Lin C, Lindenbach B D, Prágai B M, McCourt D W, Rice C M
Department of Molecular Microbiology, Washington University School of Medicine, St. Louis, Missouri 63110-1093.
J Virol. 1994 Aug;68(8):5063-73. doi: 10.1128/JVI.68.8.5063-5073.1994.
The hepatitis C virus (HCV) H strain polyprotein is cleaved to produce at least nine distinct products: NH2-C-E1-E2-NS2-NS3-NS4A-NS4B-NS5A-NS5B-CO OH. In this report, a series of C-terminal truncations and fusion with a human c-myc epitope tag allowed identification of a tenth HCV-encoded cleavage product, p7, which is located between the E2 and NS2 proteins. As determined by N-terminal sequence analysis, p7 begins with position 747 of the HCV H strain polyprotein. p7 is preceded by a hydrophobic sequence at the C terminus of E2 which may direct its translocation into the endoplasmic reticulum, allowing cleavage at the E2/p7 site by host signal peptidase. This hypothesis is supported by the observation that cleavage at the E2/p7 and p7/NS2 sites in cell-free translation studies was dependent upon the addition of microsomal membranes. However, unlike typical cotranslational signal peptidase cleavages, pulse-chase experiments indicate that cleavage at the E2/p7 site is incomplete, leading to the production of two E2-specific species, E2 and E2-p7. Possible roles of p7 and E2-p7 in the HCV life cycle are discussed.

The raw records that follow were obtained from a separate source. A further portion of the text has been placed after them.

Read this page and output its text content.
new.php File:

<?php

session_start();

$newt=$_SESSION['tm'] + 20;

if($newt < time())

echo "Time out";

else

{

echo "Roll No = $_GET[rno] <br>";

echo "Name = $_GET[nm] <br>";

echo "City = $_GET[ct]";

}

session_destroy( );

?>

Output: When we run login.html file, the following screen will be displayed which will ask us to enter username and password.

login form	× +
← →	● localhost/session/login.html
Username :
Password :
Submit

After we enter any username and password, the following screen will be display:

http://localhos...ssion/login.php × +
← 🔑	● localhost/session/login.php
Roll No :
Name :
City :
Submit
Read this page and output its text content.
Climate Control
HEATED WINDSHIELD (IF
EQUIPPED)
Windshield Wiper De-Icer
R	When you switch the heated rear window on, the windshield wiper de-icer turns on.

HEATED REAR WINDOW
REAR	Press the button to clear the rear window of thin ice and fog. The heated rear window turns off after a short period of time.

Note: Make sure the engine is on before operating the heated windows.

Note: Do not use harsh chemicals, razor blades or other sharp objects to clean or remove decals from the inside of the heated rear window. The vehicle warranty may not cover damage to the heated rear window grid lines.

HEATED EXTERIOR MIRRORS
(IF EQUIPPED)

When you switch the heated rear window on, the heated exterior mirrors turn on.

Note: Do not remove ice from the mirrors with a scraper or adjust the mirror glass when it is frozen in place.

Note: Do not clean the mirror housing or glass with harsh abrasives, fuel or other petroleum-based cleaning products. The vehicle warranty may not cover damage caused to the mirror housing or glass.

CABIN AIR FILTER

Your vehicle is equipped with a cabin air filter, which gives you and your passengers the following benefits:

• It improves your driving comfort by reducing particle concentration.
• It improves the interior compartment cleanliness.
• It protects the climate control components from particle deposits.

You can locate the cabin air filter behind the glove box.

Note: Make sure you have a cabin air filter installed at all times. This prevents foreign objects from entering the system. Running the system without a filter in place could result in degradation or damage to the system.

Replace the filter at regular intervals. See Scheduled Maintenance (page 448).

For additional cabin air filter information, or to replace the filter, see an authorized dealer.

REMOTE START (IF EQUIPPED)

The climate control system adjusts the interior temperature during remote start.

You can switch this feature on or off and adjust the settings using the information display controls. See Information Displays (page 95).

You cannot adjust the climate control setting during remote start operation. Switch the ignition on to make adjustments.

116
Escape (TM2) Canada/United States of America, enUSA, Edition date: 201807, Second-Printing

丙型肝炎病毒(HCV)H株多聚蛋白被切割产生至少九种不同产物:NH2-C-E1-E2-NS2-NS3-NS4A-NS4B-NS5A-NS5B-COOH。在本报告中,一系列C末端截短以及与人类c-myc表位标签的融合使得鉴定出第十种HCV编码的切割产物p7成为可能,该产物位于E2和NS2蛋白之间。通过N末端序列分析确定,p7起始于HCV H株多聚蛋白的第747位。p7之前是E2 C末端的疏水序列,该序列可能指导其转运至内质网,从而使宿主信号肽酶在E2/p7位点进行切割。无细胞翻译研究中E2/p7和p7/NS2位点的切割依赖于微粒体膜的添加这一观察结果支持了该假说。然而,与典型的共翻译信号肽酶切割不同,脉冲追踪实验表明E2/p7位点的切割不完全,导致产生两种E2特异性产物,即E2和E2-p7。文中讨论了p7和E2-p7在HCV生命周期中的可能作用。